Loading Efficiency of Doxorubicin-Loaded Beta-1,3- Glucan Nanoparticles: An Artificial Neural Networks Study

Document Type : Original Research Article


1 Medical Faculty, Qom University of Medical Sciences, Qom, Iran

2 Neuroscience Research Center, Qom University of Medical Sciences, Qom, Iran.

3 Food and Drug Control Laboratories and Food and Drug Laboratory Research Center, Ministry of Health and Medical Education (MOHME), Tehran, Iran.

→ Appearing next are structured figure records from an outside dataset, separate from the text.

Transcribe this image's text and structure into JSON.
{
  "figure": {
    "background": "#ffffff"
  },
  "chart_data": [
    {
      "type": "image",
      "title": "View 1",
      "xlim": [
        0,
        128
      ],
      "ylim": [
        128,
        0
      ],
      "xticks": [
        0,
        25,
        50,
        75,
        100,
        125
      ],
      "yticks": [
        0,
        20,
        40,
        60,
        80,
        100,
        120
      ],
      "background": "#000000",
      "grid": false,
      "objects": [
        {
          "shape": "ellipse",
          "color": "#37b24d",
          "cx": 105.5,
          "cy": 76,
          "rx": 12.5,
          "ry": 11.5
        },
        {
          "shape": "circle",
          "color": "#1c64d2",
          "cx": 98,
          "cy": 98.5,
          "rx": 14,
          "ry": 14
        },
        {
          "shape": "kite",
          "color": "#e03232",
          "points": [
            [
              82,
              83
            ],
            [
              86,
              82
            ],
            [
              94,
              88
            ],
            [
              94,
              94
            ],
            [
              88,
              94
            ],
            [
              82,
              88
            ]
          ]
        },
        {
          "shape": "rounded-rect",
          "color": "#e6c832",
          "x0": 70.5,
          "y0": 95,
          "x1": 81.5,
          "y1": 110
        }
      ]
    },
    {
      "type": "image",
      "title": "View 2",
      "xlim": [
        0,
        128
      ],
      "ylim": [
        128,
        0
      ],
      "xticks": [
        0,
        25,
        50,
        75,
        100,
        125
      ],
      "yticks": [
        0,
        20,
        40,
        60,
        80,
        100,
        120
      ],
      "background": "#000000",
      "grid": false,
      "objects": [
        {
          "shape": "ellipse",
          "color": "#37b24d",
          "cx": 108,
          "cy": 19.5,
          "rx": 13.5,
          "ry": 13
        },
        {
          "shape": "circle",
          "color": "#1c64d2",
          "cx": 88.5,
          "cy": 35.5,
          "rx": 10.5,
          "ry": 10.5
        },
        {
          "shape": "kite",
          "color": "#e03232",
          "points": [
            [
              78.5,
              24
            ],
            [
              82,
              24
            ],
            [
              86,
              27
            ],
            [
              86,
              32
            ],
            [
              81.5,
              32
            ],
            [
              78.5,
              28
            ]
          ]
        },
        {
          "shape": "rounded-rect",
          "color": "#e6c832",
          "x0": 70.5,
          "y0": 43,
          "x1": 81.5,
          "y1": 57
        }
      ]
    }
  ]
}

4 Nanotechnology Research Centre, Faculty of Pharmacy, Tehran University of Medical Sciences, Tehran, Iran

5 Natural Products and Medicinal Plants Research Center, North Khorasan University of Medical Sciences, Bojnurd, Iran

6 Department of Medical Nanotechnology, School of Advanced Technologies in Medicine, Tehran University of Medical Sciences, Tehran, Iran


Purpose: Artificial neural networks (ANNs) were used to optimize a formulation of β-1,3-glucan nanoparticles containing doxorubicin (Dox) through a study of the critical parameters affecting the drug's loading efficiency.
Methods: Using an ANNs model, we evaluated the effect of four input variables, involved in preparation of the carrier system, including concentrations of succinic anhydride (Sa), NaOH and polyethyleneimine (PEI) as well as ratio of Dox/Carrier, on loading efficiency of Dox as output parameter, when Dox was conjugated to the carrier (Con-Dox-Glu) or in unconjugated form (Un-Dox-Glu).
Results: The model demonstrated that increasing Sa and PEI leads to reduced loading efficiency, while the effect of NaOH on loading efficiency does not appear to be important in both Con-Dox-Glu and Un-Dox-Glu delivery system. Ratio of Dox/Carrier showed complex effects on loading efficiency: while a certain value was required to provide maximum loading efficiency in Con-Dox-Glu, a different critical value was associated with obtaining minimum loading efficiency in Un-Dox-Glu.
Conclusion: By defining the effects of each parameter on the loading efficiency of Glu-Dox nanoparticles, this study demonstrated the feasibility of using an ANN model to optimize the conditions for achieving maximum loading efficiency in both conjugated and non-conjugated drug delivery system.


Main Subjects


Drug delivery systems based on nano-approaches offer several advantages, such as increased drug loading (due to their large surface area), better bioavailability/ solubility of hydrophobic drugs, extended drug biological life, lesser immunogenicity and possibility for providing controlled release. β-1,3 glucan (Glu) is a carbohydrate-based polymer, extracted from bacteria, mushrooms, yeast or grains with unique properties such as biocompatibility, biodegradability (1) and mucoadhesivity (2) as well as antibacterial and immunomodulatory activity. The polymer has gained lots of popularity for drug delivery purposes(3) Nanoparticles of Glu have been introduced as unique biomaterial platforms, capable of delivering drugs, proteins or nucleic acids into cells stably. Glu, due to presence of a hollow cavity in its molecular structure allows efficient absorption and encapsulation of molecules.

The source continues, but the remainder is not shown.